Most people communicate inside a burning building and call it warm. SMS, standard email, and corporate messaging apps (like Facebook Messenger) are designed to be frictionless. That friction was removed by replacing your privacy with surveillance.
Even when a corporate platform claims to be "End-to-End Encrypted," they are still harvesting your Metadata. They know who you talked to, exactly when you spoke, your location, and the frequency of your contact. In an adversarial system, metadata is often more dangerous than the message itself. It builds the map of your network.
To operate securely, you must separate your communication from corporate indexing. You need a trusted node.
If you cannot convince your network to use complex encryption, you must move them to Signal.

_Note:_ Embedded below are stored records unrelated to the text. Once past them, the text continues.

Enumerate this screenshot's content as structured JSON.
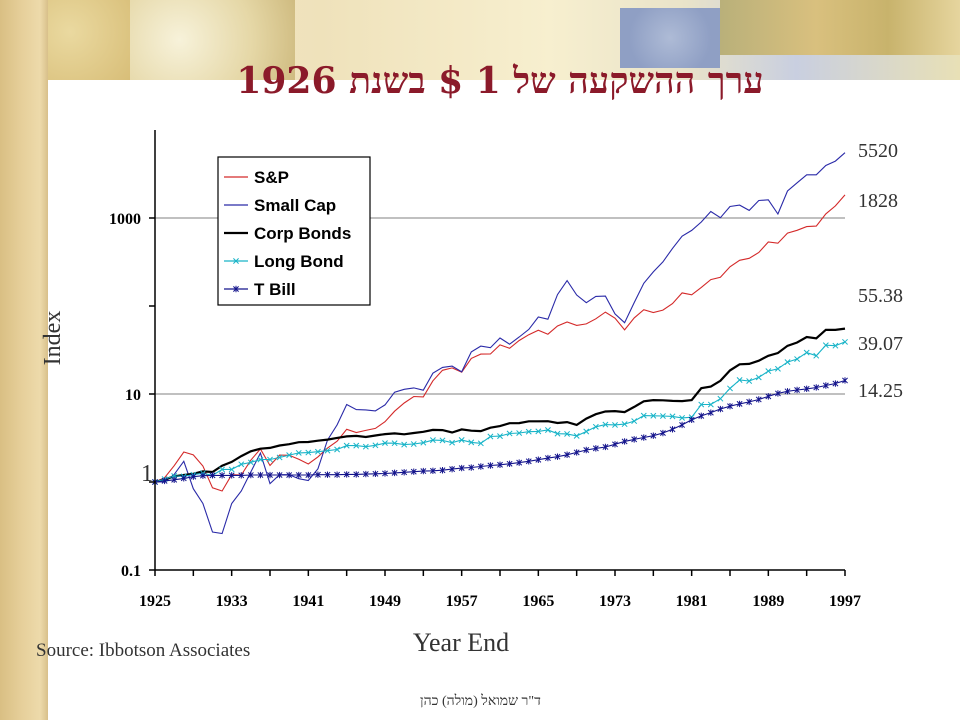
{
  "title": "ערך ההשקעה של 1 $ בשנת 1926",
  "source": "Source: Ibbotson Associates",
  "footer": "ד\"ר שמואל (מולה) כהן",
  "colors": {
    "sp": "#d42a2a",
    "smallcap": "#2a2aa8",
    "corpbonds": "#000000",
    "longbond": "#19b4c8",
    "tbill": "#14148c",
    "title": "#8b1a2a"
  },
  "chart_data": {
    "type": "line",
    "scale": "log",
    "xlabel": "Year End",
    "ylabel": "Index",
    "xlim": [
      1925,
      1997
    ],
    "ylim": [
      0.1,
      10000
    ],
    "xticks": [
      "1925",
      "1933",
      "1941",
      "1949",
      "1957",
      "1965",
      "1973",
      "1981",
      "1989",
      "1997"
    ],
    "yticks": [
      "0.1",
      "10",
      "1000"
    ],
    "extra_ylabel": "1",
    "gridlines": [
      10,
      1000
    ],
    "legend_position": "top-left",
    "end_labels": [
      "5520",
      "1828",
      "55.38",
      "39.07",
      "14.25"
    ],
    "x": [
      1925,
      1926,
      1927,
      1928,
      1929,
      1930,
      1931,
      1932,
      1933,
      1934,
      1935,
      1936,
      1937,
      1938,
      1939,
      1940,
      1941,
      1942,
      1943,
      1944,
      1945,
      1946,
      1947,
      1948,
      1949,
      1950,
      1951,
      1952,
      1953,
      1954,
      1955,
      1956,
      1957,
      1958,
      1959,
      1960,
      1961,
      1962,
      1963,
      1964,
      1965,
      1966,
      1967,
      1968,
      1969,
      1970,
      1971,
      1972,
      1973,
      1974,
      1975,
      1976,
      1977,
      1978,
      1979,
      1980,
      1981,
      1982,
      1983,
      1984,
      1985,
      1986,
      1987,
      1988,
      1989,
      1990,
      1991,
      1992,
      1993,
      1994,
      1995,
      1996,
      1997
    ],
    "series": [
      {
        "name": "S&P",
        "color": "sp",
        "marker": "none",
        "end": "1828",
        "values": [
          1.0,
          1.12,
          1.53,
          2.19,
          2.03,
          1.52,
          0.86,
          0.79,
          1.21,
          1.2,
          1.77,
          2.37,
          1.54,
          2.02,
          2.01,
          1.81,
          1.6,
          1.93,
          2.43,
          2.91,
          3.97,
          3.65,
          3.86,
          4.07,
          4.84,
          6.38,
          7.91,
          9.36,
          9.27,
          14.13,
          18.6,
          19.82,
          17.68,
          25.36,
          28.38,
          28.51,
          36.17,
          33.02,
          40.56,
          47.24,
          53.13,
          47.79,
          59.25,
          65.81,
          60.22,
          62.63,
          71.6,
          85.17,
          72.68,
          53.44,
          73.34,
          90.83,
          84.33,
          89.86,
          106.43,
          140.94,
          134.01,
          162.62,
          199.34,
          211.73,
          279.0,
          330.64,
          348.0,
          405.71,
          533.66,
          516.91,
          674.23,
          725.55,
          798.6,
          809.16,
          1113.9,
          1370.95,
          1828.33
        ]
      },
      {
        "name": "Small Cap",
        "color": "smallcap",
        "marker": "none",
        "end": "5520",
        "values": [
          1.0,
          1.0,
          1.22,
          1.72,
          0.84,
          0.57,
          0.27,
          0.26,
          0.57,
          0.79,
          1.3,
          2.13,
          0.96,
          1.21,
          1.21,
          1.09,
          1.04,
          1.41,
          2.99,
          4.45,
          7.6,
          6.64,
          6.59,
          6.43,
          7.52,
          10.48,
          11.31,
          11.73,
          11.04,
          17.25,
          20.07,
          20.76,
          17.87,
          30.07,
          34.99,
          33.6,
          43.28,
          36.83,
          44.48,
          54.28,
          75.06,
          70.72,
          134.86,
          194.53,
          133.44,
          109.16,
          128.53,
          129.71,
          81.26,
          64.67,
          109.23,
          181.17,
          244.33,
          317.13,
          451.42,
          621.2,
          722.7,
          901.33,
          1184.71,
          1008.06,
          1352.0,
          1402.0,
          1219.0,
          1580.0,
          1612.0,
          1109.0,
          2026.0,
          2509.0,
          3094.0,
          3094.0,
          3950.0,
          4435.0,
          5519.97
        ]
      },
      {
        "name": "Corp Bonds",
        "color": "corpbonds",
        "marker": "none",
        "end": "55.38",
        "values": [
          1.0,
          1.07,
          1.16,
          1.2,
          1.24,
          1.32,
          1.3,
          1.53,
          1.69,
          1.97,
          2.23,
          2.39,
          2.44,
          2.6,
          2.69,
          2.83,
          2.85,
          2.95,
          3.03,
          3.17,
          3.3,
          3.34,
          3.25,
          3.38,
          3.5,
          3.57,
          3.48,
          3.6,
          3.72,
          3.91,
          3.89,
          3.65,
          3.96,
          3.83,
          3.79,
          4.14,
          4.32,
          4.66,
          4.67,
          4.9,
          4.89,
          4.91,
          4.68,
          4.8,
          4.45,
          5.26,
          5.89,
          6.32,
          6.4,
          6.23,
          7.13,
          8.27,
          8.53,
          8.49,
          8.35,
          8.31,
          8.53,
          11.63,
          12.15,
          14.12,
          18.53,
          21.78,
          21.99,
          23.89,
          27.17,
          29.26,
          35.32,
          38.5,
          44.45,
          42.92,
          53.67,
          53.46,
          55.38
        ]
      },
      {
        "name": "Long Bond",
        "color": "longbond",
        "marker": "x",
        "end": "39.07",
        "values": [
          1.0,
          1.08,
          1.17,
          1.16,
          1.21,
          1.26,
          1.19,
          1.39,
          1.39,
          1.59,
          1.67,
          1.8,
          1.8,
          1.9,
          2.02,
          2.14,
          2.16,
          2.21,
          2.27,
          2.34,
          2.59,
          2.59,
          2.52,
          2.61,
          2.77,
          2.76,
          2.66,
          2.7,
          2.8,
          2.99,
          2.97,
          2.8,
          3.0,
          2.82,
          2.75,
          3.29,
          3.32,
          3.56,
          3.6,
          3.73,
          3.76,
          3.9,
          3.54,
          3.52,
          3.34,
          3.75,
          4.24,
          4.49,
          4.45,
          4.55,
          4.92,
          5.68,
          5.66,
          5.62,
          5.57,
          5.35,
          5.45,
          7.59,
          7.59,
          8.84,
          11.58,
          14.43,
          14.04,
          15.43,
          18.22,
          19.34,
          23.03,
          24.97,
          29.57,
          27.23,
          35.83,
          35.37,
          39.07
        ]
      },
      {
        "name": "T Bill",
        "color": "tbill",
        "marker": "star",
        "end": "14.25",
        "values": [
          1.0,
          1.03,
          1.06,
          1.1,
          1.15,
          1.18,
          1.19,
          1.19,
          1.19,
          1.19,
          1.2,
          1.2,
          1.2,
          1.2,
          1.2,
          1.2,
          1.2,
          1.21,
          1.21,
          1.21,
          1.22,
          1.22,
          1.23,
          1.24,
          1.25,
          1.27,
          1.29,
          1.31,
          1.33,
          1.34,
          1.36,
          1.4,
          1.44,
          1.46,
          1.5,
          1.54,
          1.57,
          1.61,
          1.66,
          1.72,
          1.79,
          1.87,
          1.94,
          2.04,
          2.17,
          2.31,
          2.41,
          2.5,
          2.68,
          2.89,
          3.05,
          3.2,
          3.36,
          3.6,
          3.97,
          4.45,
          5.09,
          5.64,
          6.14,
          6.75,
          7.27,
          7.72,
          8.14,
          8.67,
          9.4,
          10.16,
          10.73,
          11.11,
          11.44,
          11.86,
          12.49,
          13.15,
          14.25
        ]
      }
    ]
  }
}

Signal uses the highest standard of open-source encryption. More importantly, it collects zero metadata. If Signal is subpoenaed by a state actor, the only information they can provide is the date the account was created and the date it last connected to their server. They cannot hand over your contact list, because they do not have it.
Action: Abandon Messenger. Abandon WhatsApp. Move your critical communications to Signal.
For communication with unverified nodes, anonymous allies, or when operating in highly hostile digital environments, you cannot rely on an app on your phone. You must control the math yourself. This is Asymmetric Cryptography, commonly known as PGP (Pretty Good Privacy).
PGP does not require a specific chat app. You can use it over standard, compromised email. Because the message is encrypted before it leaves your computer, the email provider only sees gibberish.
PGP uses two keys: A Public Key and a Secret Key.
1. Install the Tool: Download GPG Suite (macOS) or Kleopatra (Windows/Linux).
2. Generate Your Keys: Create a new Key Pair. Set a strong passphrase. This passphrase protects your Secret Key if your laptop is ever stolen.
3. Share the Public Key: Export your Public Key (a text file ending in .asc) and put it on your website or at the bottom of your emails.
4. Send a Message: To message someone securely, import their Public Key into your keychain. Type your message in a text editor, highlight it, right-click, and select "Encrypt." Paste the resulting block of cipher-text into an email and send it. It is mathematically impossible for anyone but the recipient to read it.
"Cryptography is the ultimate defense against the arbitrary power of the State. A sufficiently long string of numbers, properly arranged, cannot be broken by all the computing power on Earth."